Le cas du champagne est emblématique. A part quelques marques, le vin de fête tricolore est barré par ses concurrents espagnol (cava) et italien (prosecco). En revanche, les crémants et autres effervescents de l’Hexagone plus abordables pourraient trouver leur place sur le marché.
De façon concrète, un produit sorti de cave en France à un euro doit être multiplié par dix sur le marché indien. Or, la majorité des vins s’y vend entre 50 cens et 3 euros. Le système de taxation est complexe et dissuasif pour l’offre française.
Les taxes sur les alcools sont une ressource majeure pour la République fédérale et ses 29 États. Ainsi, au niveau national, un droit de douane de 150 % et une taxe sur les biens et services (GST) de 18 % sont appliqués. Chaque État est, ensuite, libre de pratiquer les accises et la TVA qu’il souhaite, ceux-ci pouvant ainsi s’élever à 25 %.
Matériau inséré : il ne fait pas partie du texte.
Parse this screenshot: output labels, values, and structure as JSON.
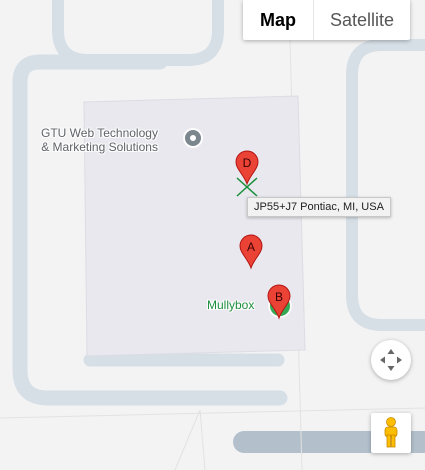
{
  "map_type": {
    "map_label": "Map",
    "satellite_label": "Satellite",
    "selected": "Map"
  },
  "places": {
    "gtu": {
      "line1": "GTU Web Technology",
      "line2": "& Marketing Solutions"
    },
    "mullybox": "Mullybox"
  },
  "markers": [
    {
      "label": "D"
    },
    {
      "label": "A"
    },
    {
      "label": "B"
    }
  ],
  "tooltip": "JP55+J7 Pontiac, MI, USA",
  "colors": {
    "background": "#f3f3f4",
    "road": "#d6dfe6",
    "building": "#e8e8ee",
    "marker": "#ea4335",
    "poi_green": "#34a853",
    "poi_gray": "#7b868d",
    "cross": "#1a8f3a"
  },
  "controls": {
    "pan": "move-arrows-icon",
    "street_view": "pegman-icon"
  }
}
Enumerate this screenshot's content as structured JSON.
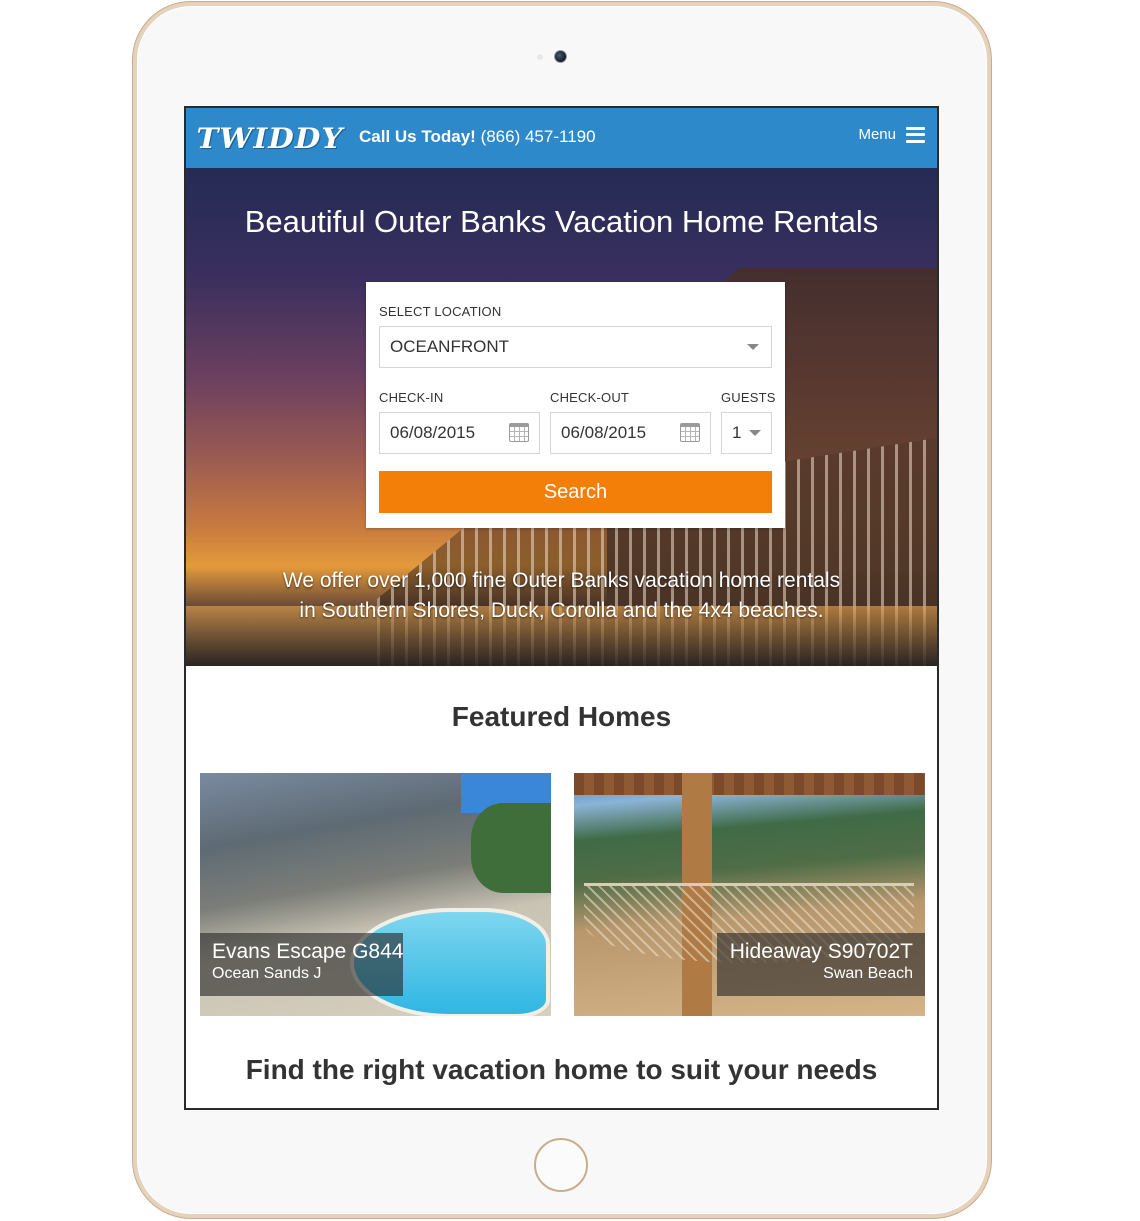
{
  "header": {
    "logo_text": "TWIDDY",
    "call_label": "Call Us Today!",
    "phone": "(866) 457-1190",
    "menu_label": "Menu"
  },
  "hero": {
    "title": "Beautiful Outer Banks Vacation Home Rentals",
    "copy_line1": "We offer over 1,000 fine Outer Banks vacation home rentals",
    "copy_line2": "in Southern Shores, Duck, Corolla and the 4x4 beaches."
  },
  "search": {
    "location_label": "SELECT LOCATION",
    "location_value": "OCEANFRONT",
    "checkin_label": "CHECK-IN",
    "checkin_value": "06/08/2015",
    "checkout_label": "CHECK-OUT",
    "checkout_value": "06/08/2015",
    "guests_label": "GUESTS",
    "guests_value": "1",
    "button_label": "Search"
  },
  "featured": {
    "title": "Featured Homes",
    "homes": [
      {
        "name": "Evans Escape G844",
        "location": "Ocean Sands J"
      },
      {
        "name": "Hideaway S90702T",
        "location": "Swan Beach"
      }
    ]
  },
  "needs_title": "Find the right vacation home to suit your needs",
  "colors": {
    "header_blue": "#2d89c9",
    "search_orange": "#f47f08"
  }
}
Le rôle des femmes et des Millenials
En Inde, le vin reste un phénomène essentiellement urbain. Les villes sont parfois de véritables mégalopoles, peuplées de plus de 20 millions d’habitants comme à New Delhi et Mumbai. Et le rouge occupe 75 % du marché. Les femmes sont de plus en plus consommatrices de vin.
Les Millenials (génération des 18-30 ans) jouent aussi un rôle moteur. Dans un pays de 1,3 milliard d’habitants, 475 millions d’habitants sont en âge de boire de l’alcool. Dans les cinq ans à venir, 150 millions s’ajouteront encore à cette tranche.
Parmi les spiritueux, si le whisky demeure indétrônable, le brandy est bien positionné et les alcools blancs gagnent leur place. Les jeunes sont à la recherche de boissons saines et élégantes. Ce sont aussi des consommateurs prêts à acheter plus cher. Cette tendance à la premiumisation doit être suivie attentivement par les exportateurs français.